PeterJ Posted January 30, 2012 Posted January 30, 2012 Surely we should talk about an illusion, not a simulation. A simulation of what? The 'glitches' mostly occur in metaphysics, where all the problems associated with assuming the world is real emerge to befuddle us.
Edtharan Posted January 30, 2012 Posted January 30, 2012 What if it's just a really good simulation, such that all possible states that obey the rules are within the specs of the hardware? What if the glitches are actually just limitations of the universe? I often think quantum physics is a bit like an artefact of the universe being programmed in Haskell (with lazy evaluation) and some functions have side-effects that the author didn't think of, but taking it seriously isn't really productive. The mathematics of our universe would still have to conform to the mathematics of the universe where the simulation is taking place. This means that there would be maths problems that exist, but that could not exist in our simulation. This would be one of the glitches, and thus revealing that we are in a simulation.

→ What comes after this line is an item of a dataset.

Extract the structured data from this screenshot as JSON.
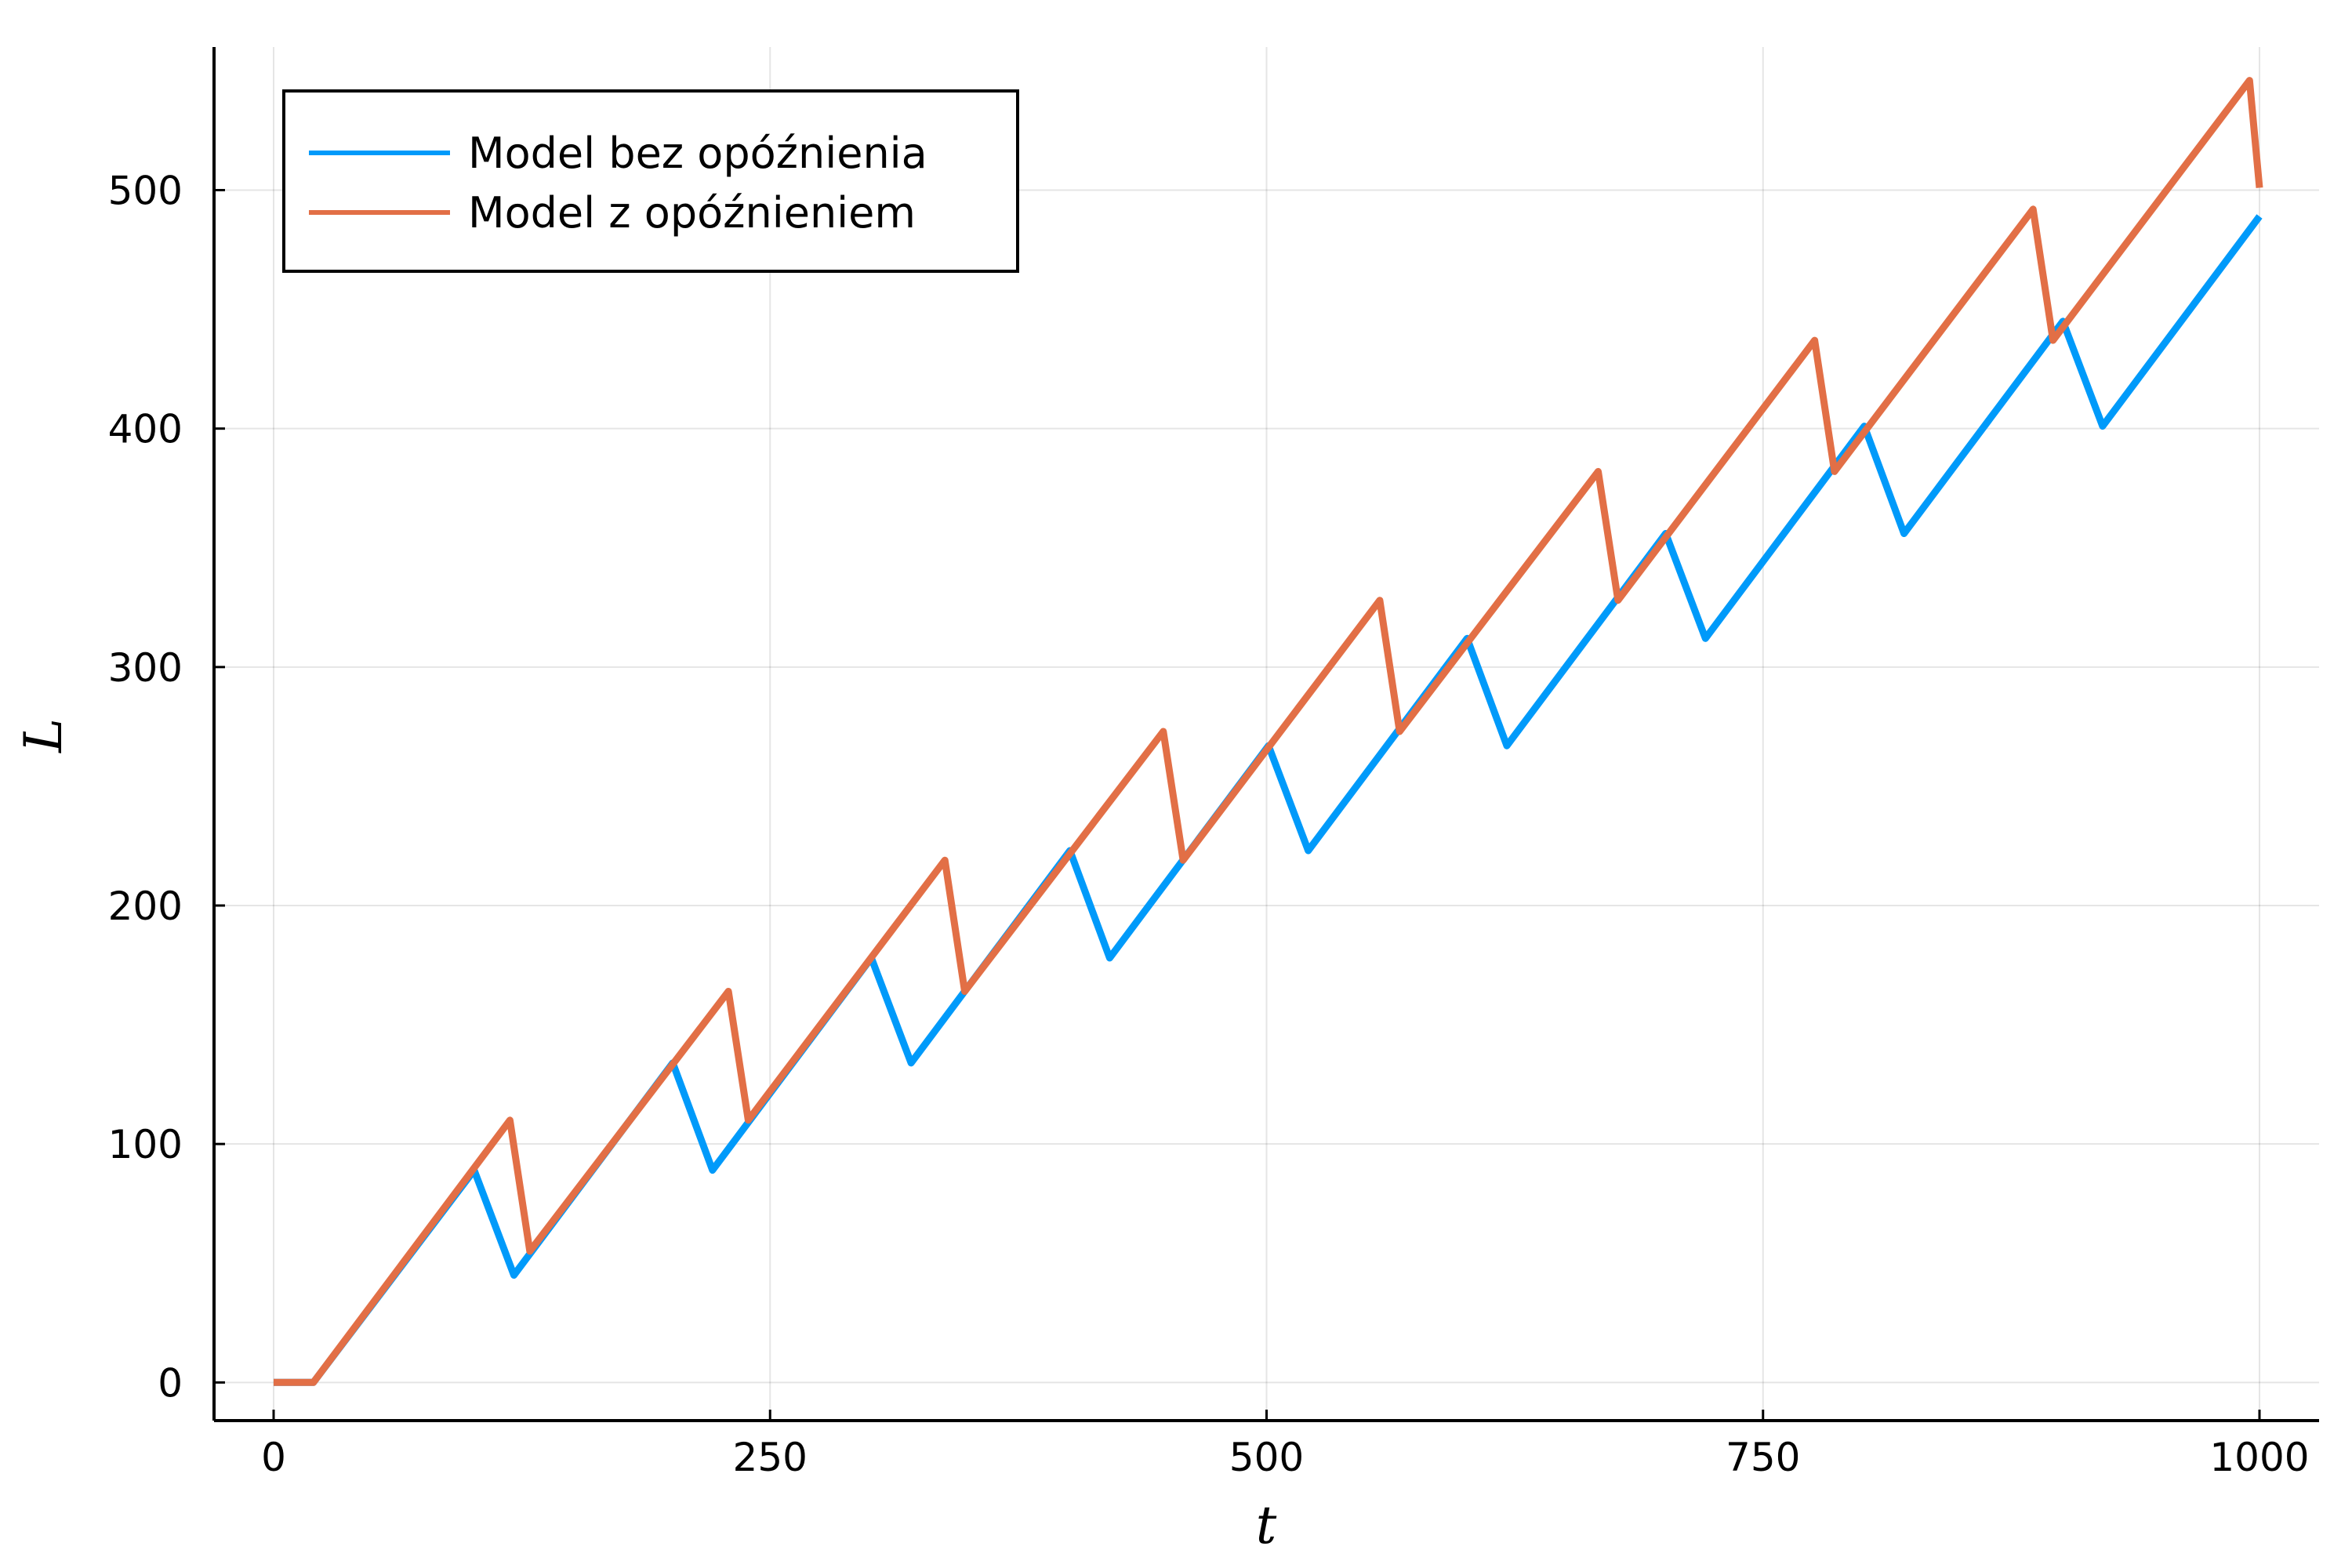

Schrödinger's hat Posted January 31, 2012 Posted January 31, 2012 The mathematics of our universe would still have to conform to the mathematics of the universe where the simulation is taking place. This means that there would be maths problems that exist, but that could not exist in our simulation. This would be one of the glitches, and thus revealing that we are in a simulation. I don't quite follow. You're saying there could be mathematical objects for which there would be no real world representation? Depending on your definition of representation, we already have those.